This is an actual work problem we had to solve. Put simply: given a structure (e.g. nested dictionaries) and a mapping of old dictionary keys to new ones, produce a new structure that is anatomically identical to the original, uses the new dictionary keys, and preservers every other value.
- How to encode this mapping?
- How to go about the translation?
Context
We receive these dictionaries in the form of json files through an API and, because of extraneous constraints, the sender doesn't have access to our internal nomenclature system. So we need to convert the names ourselves.
Assembling the mappings is quite a laborious manual effort, as it envolves figuring out semantics and talking to people. We are obviously working on a better solution, but these contraints will hold us for a while longer.
Details
Suppose a system which receives json messages such as
msg = {
    "id": 1,
    "summary": {
        "origin": {
            "url": "url",
            "slug": "slug"
        },
        "tags": ["a", "b"]
    },
    "items": [
        {
            "id": "abc",
            "price": 50
        },
        {
            "id": "def",
            "price": 110,
            "discount": 50
        }   
    ]
}
But in order to move the data forward, the names of the dictionary keys must follow a specific nomenclature. So they must be translated, like so:
translated_msg = {
    "IDENTIF": 1,
    "SUMM": {
        "ORIG": {
            "WEBADDRESS": "url",
            "LOCATOR": "slug"
        },
        "TAGS": ["a", "b"]
    },
    "PURCHASEDGOODS": [
        {
            "GOODSID": "abc",
            "GOODSPRICE": 50
        },
        {
            "GOODSID": "def",
            "GOODSPRICE": 110,
            "GIVENDISCOUNT": 50
        }   
    ]
}
The new terminology comes from a translation dictionary that has to be manually built by someone who is familiar with the data and the nomenclature to be followed. This field map must also encode the anatomy of the original structure because there may be multiple fields with the same name but in different depths. Notice the two id fields above.
Solution
With all this in mind, here is a field map structure which fits the criteria. Its syntax is part of the solution I came up with and can be modified.
field_map = {
    "/id": "IDENTIF",
    "/summary": "SUMM",
    "/summary/origin": "ORIG",
    "/summary/origin/url": "WEBADDRESS",
    "/summary/origin/slug": "LOCATOR",
    "/summary/tags": "TAGS",
    "/items": "PURCHASEDGOODS",
    "/items//id": "GOODSID",
    "/items//price": "GOODSPRICE",
    "/items//discount": "GIVENDISCOUNT",
}
Notice /items//discount has two slashes in the middle. Slashes represent going deeper one level within the structure.

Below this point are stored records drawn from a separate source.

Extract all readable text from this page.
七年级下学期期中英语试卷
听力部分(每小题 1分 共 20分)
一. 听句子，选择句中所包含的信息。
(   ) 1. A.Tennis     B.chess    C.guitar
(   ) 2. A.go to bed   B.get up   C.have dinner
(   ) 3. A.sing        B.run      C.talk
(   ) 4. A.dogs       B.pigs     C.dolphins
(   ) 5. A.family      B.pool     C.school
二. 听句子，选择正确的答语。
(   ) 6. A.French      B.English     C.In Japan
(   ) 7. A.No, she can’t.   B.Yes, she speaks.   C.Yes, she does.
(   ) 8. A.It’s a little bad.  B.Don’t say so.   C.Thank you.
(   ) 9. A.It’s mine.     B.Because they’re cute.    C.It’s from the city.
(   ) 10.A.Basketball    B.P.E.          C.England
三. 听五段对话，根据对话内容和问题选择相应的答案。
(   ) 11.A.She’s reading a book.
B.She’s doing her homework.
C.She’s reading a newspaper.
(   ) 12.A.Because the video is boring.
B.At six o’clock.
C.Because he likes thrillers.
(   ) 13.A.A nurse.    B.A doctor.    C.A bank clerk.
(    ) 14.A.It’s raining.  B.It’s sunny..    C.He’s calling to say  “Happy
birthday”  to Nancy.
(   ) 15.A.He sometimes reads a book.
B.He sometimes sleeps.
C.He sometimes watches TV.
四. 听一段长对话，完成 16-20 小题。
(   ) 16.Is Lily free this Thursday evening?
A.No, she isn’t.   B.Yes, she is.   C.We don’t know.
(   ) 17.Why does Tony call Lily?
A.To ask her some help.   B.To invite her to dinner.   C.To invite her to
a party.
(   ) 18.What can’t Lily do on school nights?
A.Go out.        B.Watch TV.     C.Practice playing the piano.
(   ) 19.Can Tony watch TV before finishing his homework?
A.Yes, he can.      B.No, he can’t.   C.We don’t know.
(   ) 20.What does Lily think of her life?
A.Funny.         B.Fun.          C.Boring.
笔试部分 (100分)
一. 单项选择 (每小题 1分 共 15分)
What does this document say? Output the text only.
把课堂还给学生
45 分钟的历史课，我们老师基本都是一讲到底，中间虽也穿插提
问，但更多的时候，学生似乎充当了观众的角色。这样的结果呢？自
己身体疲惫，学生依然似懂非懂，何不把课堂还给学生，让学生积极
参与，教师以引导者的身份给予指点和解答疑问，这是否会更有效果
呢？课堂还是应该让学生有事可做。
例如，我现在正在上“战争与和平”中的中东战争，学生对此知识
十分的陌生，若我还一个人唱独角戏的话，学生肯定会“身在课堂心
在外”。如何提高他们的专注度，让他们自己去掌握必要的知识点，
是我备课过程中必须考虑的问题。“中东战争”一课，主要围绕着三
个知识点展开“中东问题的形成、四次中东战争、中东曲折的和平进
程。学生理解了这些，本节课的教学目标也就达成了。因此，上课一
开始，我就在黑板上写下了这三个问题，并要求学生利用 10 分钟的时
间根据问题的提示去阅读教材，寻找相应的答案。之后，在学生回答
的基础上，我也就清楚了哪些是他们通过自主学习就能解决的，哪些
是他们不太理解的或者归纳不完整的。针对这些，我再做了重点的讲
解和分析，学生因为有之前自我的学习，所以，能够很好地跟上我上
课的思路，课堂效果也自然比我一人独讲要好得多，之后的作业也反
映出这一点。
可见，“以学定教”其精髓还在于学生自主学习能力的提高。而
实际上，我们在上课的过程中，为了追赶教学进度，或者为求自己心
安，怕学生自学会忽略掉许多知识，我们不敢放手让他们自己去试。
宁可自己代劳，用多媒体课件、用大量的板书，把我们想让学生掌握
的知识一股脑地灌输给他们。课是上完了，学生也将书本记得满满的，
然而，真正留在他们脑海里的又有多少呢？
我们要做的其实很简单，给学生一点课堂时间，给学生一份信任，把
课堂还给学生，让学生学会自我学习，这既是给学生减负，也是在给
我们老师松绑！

Inspired by https://stackoverflow.com/a/40857703/10504841, here is a recursive solution that, given a structure and a field map, walks through the entire structure and builds a translated copy:
from typing import Iterable, Union
def is_valid_iterable(struct):
    return isinstance(struct, Iterable) and not isinstance(
        struct, (str, bytes)
    )
def is_key_in_dict(key, dict_):
    try:
        _ = dict_[key]
        return True
    except KeyError:
        return False
def translate_nested_structure(
    structure: Union[dict, list, tuple], trans_dict: dict, prefix: str = ""
) -> Union[dict, list, tuple]:
    """
    Translate dictionary keys in a nested structure using a translation
    dictionary. Maintains the same strucutre and primitive values.
    Useful for translating jsons and avro messages
    If a key is present in the structure but not in the translation dictionary,
    it is understood as undesired and removed from the output structure
    If a (sub)structure is made of only lists or tuples, the output
    is simply a copy of the given (sub)structure
    Supported types and content limitation for dictionary (sub)structures
    ------------------------------------------------------
    Key fields can be of any primitive type or None.
    Tuple keys are somewhat supported, but not fully tested and not documented.
    "/" are not allowed inside string keys, see translation dictionary syntax
    Value field can be lists, tuples, dicts, any primitive or None
    Translation dictionary syntax
    ------------------------------
    The translation dictionary must capture the anatomy of the nested
    structure, as different nested keys may share the same name.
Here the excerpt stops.